‘A New Kind of Navy Man Pioneering a New Concept of Sea Power in the Age of Space’

Enjoy this great 27-minute circa 1960 film “Man And The FBM” covering the Navy’s Cold War Fleet Ballistic Missile submarine force and the UGM-27 Polaris nuclear-tipped SLBMs they carried. 

Keep in mind, the film was made just a few years after USS Nautilus took to the sea and only 15 since the first, comparatively puny, A-bomb was dropped from a propeller-driven bomber.

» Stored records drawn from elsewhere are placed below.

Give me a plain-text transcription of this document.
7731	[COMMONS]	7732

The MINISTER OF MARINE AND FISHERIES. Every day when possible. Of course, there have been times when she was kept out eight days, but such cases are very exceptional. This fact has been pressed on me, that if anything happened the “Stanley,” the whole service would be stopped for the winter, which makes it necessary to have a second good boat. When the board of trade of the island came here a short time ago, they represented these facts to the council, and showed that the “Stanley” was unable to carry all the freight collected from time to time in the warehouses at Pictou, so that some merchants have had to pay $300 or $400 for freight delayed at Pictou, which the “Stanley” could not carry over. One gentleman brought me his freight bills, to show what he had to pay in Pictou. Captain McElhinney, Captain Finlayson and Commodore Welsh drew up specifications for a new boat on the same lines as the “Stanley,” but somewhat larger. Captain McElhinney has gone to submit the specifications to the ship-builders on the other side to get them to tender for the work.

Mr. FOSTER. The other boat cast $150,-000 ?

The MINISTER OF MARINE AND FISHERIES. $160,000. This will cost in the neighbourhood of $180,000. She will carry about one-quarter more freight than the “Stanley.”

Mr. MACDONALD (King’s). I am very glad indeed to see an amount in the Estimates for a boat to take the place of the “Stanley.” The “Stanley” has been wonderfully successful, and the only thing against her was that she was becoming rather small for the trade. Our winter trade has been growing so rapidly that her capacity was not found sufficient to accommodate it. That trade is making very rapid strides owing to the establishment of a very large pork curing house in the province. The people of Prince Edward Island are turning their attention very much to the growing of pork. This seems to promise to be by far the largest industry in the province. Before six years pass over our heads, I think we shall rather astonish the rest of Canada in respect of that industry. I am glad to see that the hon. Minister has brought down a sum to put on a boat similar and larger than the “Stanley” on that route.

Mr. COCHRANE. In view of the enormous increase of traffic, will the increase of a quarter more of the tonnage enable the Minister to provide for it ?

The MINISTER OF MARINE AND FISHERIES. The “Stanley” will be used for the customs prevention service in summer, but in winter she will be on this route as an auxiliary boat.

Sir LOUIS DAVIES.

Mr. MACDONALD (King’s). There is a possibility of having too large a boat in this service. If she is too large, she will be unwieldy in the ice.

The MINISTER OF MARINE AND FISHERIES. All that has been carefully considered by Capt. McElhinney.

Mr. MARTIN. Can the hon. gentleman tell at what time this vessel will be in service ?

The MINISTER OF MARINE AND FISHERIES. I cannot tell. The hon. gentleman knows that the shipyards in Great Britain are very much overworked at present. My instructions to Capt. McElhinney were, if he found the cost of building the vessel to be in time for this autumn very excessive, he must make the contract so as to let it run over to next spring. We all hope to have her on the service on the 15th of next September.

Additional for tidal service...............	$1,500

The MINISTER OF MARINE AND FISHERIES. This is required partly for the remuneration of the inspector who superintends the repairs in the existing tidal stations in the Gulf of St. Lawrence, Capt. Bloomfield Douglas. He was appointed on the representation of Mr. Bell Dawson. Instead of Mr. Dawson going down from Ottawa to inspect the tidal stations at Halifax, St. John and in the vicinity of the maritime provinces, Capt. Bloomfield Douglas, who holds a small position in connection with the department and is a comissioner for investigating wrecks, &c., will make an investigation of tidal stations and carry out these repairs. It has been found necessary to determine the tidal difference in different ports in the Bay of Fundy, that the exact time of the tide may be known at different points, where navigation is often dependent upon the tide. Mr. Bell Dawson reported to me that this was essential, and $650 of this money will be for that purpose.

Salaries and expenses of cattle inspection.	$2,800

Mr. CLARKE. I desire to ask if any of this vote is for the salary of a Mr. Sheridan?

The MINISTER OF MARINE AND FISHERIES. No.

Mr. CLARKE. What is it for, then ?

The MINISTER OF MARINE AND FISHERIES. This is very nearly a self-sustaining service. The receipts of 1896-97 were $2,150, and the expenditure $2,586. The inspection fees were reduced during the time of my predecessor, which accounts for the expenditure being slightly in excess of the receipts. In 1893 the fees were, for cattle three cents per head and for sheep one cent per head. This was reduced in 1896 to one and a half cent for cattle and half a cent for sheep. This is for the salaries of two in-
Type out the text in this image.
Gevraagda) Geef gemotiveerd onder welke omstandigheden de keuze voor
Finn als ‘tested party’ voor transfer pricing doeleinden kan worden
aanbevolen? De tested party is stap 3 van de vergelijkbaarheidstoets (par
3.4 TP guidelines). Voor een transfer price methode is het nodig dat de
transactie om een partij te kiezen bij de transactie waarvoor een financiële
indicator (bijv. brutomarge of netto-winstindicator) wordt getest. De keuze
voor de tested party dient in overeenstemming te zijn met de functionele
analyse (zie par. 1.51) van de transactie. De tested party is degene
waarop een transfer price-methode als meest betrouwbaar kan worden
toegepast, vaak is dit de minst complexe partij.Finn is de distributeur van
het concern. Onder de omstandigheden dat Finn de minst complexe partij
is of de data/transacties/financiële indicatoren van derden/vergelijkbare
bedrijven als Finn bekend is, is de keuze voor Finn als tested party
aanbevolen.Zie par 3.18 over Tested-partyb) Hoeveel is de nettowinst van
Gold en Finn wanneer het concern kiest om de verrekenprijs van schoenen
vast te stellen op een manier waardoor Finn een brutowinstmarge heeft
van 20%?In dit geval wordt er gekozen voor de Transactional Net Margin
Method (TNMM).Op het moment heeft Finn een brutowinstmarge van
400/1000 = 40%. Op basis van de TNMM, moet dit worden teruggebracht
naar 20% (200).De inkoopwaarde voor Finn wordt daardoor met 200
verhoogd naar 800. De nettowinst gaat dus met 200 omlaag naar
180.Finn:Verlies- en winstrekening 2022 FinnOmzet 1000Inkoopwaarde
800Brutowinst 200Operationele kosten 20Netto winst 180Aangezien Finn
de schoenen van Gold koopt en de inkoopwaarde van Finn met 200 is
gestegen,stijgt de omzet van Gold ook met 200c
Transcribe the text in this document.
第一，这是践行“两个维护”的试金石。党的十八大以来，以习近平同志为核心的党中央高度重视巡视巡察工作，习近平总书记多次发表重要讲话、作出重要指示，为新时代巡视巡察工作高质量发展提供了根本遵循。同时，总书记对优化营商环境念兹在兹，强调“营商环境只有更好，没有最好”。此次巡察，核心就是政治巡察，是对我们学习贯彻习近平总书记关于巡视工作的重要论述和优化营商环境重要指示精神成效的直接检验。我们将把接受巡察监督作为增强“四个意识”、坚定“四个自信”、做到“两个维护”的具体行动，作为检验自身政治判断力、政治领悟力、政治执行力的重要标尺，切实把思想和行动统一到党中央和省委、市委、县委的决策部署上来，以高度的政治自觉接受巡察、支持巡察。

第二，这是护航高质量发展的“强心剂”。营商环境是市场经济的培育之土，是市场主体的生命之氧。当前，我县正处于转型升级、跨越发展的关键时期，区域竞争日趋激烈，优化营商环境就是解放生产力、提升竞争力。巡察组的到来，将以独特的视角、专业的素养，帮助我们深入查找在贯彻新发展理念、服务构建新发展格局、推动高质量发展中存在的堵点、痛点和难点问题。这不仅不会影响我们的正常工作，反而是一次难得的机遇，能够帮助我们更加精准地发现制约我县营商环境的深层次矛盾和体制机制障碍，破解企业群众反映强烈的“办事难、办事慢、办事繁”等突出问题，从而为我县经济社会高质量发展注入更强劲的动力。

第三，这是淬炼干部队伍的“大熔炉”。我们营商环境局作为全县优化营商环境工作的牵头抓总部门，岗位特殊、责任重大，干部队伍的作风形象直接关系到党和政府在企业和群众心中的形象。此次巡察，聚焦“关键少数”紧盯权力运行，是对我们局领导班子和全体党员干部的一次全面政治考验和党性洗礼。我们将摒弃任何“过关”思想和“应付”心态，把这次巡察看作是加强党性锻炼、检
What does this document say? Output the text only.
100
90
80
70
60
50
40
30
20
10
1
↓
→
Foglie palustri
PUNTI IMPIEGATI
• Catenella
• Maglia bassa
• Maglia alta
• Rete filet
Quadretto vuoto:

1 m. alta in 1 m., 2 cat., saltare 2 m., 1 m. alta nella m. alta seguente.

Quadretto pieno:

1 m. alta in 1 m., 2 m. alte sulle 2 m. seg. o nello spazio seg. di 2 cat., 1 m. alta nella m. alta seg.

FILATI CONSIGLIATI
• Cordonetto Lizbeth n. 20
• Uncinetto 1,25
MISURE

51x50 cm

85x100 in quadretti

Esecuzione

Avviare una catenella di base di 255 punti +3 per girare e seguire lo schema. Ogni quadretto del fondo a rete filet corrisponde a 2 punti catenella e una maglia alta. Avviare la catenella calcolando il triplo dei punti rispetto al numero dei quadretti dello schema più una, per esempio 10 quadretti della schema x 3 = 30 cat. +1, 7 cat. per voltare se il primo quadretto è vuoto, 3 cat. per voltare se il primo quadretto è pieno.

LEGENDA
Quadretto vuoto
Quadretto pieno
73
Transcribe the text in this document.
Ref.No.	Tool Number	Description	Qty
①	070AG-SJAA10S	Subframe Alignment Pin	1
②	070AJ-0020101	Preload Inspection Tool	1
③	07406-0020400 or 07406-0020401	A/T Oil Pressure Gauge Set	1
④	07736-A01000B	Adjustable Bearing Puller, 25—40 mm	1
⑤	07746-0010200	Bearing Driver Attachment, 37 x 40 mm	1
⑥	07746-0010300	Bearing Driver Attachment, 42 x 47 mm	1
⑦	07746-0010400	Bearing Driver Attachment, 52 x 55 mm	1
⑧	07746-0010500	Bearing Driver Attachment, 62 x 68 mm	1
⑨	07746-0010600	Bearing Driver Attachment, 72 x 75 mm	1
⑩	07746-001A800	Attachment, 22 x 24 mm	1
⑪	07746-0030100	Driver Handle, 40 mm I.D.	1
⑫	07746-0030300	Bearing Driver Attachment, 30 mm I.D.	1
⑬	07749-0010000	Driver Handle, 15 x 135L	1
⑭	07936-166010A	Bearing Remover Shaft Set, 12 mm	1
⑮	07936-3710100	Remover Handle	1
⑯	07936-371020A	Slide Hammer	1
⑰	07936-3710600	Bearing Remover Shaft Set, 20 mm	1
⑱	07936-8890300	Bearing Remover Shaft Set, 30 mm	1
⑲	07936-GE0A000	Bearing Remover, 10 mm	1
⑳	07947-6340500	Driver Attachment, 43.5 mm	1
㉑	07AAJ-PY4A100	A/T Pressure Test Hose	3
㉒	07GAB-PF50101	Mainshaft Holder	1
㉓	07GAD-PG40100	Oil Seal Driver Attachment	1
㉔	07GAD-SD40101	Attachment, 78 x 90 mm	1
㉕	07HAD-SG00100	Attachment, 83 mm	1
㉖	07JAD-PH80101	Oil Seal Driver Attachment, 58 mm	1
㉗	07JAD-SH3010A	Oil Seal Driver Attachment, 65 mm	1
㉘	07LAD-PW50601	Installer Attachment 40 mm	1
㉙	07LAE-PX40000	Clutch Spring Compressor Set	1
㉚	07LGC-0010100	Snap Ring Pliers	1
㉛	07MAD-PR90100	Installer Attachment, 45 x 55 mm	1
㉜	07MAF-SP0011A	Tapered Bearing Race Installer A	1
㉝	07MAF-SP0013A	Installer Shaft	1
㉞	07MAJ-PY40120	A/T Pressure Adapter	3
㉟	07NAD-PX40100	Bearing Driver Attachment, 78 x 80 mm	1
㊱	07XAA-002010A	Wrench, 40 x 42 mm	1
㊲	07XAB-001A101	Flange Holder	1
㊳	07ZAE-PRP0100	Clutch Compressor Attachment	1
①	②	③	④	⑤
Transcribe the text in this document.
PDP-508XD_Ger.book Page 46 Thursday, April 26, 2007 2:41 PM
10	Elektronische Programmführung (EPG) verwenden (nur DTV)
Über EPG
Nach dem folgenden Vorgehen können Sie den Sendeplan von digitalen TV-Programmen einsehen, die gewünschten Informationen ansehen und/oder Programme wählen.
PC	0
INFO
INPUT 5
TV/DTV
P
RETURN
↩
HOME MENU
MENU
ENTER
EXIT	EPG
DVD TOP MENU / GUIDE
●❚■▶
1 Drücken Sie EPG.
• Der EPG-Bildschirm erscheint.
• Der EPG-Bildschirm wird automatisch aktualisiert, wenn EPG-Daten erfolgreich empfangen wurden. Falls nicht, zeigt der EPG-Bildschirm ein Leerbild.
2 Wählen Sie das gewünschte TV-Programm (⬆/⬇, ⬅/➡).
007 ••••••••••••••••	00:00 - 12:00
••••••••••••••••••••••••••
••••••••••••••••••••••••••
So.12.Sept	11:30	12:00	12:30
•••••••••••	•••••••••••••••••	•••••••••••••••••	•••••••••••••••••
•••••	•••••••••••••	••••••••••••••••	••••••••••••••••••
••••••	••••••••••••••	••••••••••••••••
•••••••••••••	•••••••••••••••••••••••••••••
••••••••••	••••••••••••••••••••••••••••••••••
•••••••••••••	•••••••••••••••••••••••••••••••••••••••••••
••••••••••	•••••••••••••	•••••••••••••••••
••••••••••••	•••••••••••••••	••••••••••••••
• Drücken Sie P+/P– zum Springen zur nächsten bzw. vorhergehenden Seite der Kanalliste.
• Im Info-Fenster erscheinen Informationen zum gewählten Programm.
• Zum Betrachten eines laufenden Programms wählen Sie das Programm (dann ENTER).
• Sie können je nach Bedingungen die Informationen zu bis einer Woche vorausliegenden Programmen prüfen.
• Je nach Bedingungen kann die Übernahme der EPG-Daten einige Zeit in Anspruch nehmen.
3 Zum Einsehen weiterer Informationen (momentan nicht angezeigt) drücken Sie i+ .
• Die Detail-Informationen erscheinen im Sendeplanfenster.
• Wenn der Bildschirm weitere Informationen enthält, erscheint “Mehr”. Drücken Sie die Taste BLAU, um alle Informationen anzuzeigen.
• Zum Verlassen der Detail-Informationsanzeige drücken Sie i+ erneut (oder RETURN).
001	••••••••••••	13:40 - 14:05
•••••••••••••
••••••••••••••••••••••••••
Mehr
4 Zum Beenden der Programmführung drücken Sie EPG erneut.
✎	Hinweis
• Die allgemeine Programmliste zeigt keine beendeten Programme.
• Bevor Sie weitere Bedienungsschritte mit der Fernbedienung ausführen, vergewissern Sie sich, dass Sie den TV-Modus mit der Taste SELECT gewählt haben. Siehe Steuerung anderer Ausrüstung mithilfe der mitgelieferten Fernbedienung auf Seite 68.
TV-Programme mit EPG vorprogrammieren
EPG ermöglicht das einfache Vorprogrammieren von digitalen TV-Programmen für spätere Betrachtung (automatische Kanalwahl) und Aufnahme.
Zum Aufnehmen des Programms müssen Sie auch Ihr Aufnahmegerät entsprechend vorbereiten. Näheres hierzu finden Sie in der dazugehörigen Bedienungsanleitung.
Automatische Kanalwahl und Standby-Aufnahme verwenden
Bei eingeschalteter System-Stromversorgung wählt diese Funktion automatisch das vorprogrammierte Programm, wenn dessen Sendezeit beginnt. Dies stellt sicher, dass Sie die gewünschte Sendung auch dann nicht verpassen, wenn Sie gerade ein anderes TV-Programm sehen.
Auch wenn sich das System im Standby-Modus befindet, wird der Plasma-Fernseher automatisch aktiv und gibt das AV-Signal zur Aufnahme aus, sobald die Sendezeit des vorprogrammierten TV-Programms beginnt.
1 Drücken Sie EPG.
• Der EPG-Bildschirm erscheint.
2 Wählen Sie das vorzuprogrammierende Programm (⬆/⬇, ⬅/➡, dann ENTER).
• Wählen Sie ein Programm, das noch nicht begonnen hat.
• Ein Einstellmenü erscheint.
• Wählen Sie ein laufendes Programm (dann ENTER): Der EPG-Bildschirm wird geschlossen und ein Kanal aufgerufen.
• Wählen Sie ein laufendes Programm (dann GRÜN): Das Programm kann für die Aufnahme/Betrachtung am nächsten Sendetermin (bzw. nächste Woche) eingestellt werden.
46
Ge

These first nuclear-powered FBM submarines, armed with long-range strategic missiles, were ordered on 31 December 1957, with the building attack submarine USS Scorpion (SSN-589) lengthened with a 130-foot section to accommodate 16 Polaris missiles.

Rear Admiral William F. Rayborn, USN (left), and Admiral Arleigh A. Burke, USN, Chief of Naval Operations. Examine a cutaway model of the ballistic missile submarine George Washington (SSBN-598), July 1959. Official U.S. Navy photograph. Catalog#: USN 710496.

Completed as USS George Washington (SSBN-598), she was commissioned on 30 December 1959, just short of two years later, the first of the “41 for Freedom” boats that kicked off the strategic missile deterrent patrol system still maintained today. Footage of the GW’s commissioning is included in the film. 

Seldom heard from, the 41 boats of the FBM program made an incredible 2,824 armed patrols during their time on earth, each typically about 65 days. This is about 502 patrol years at sea during the Cold War.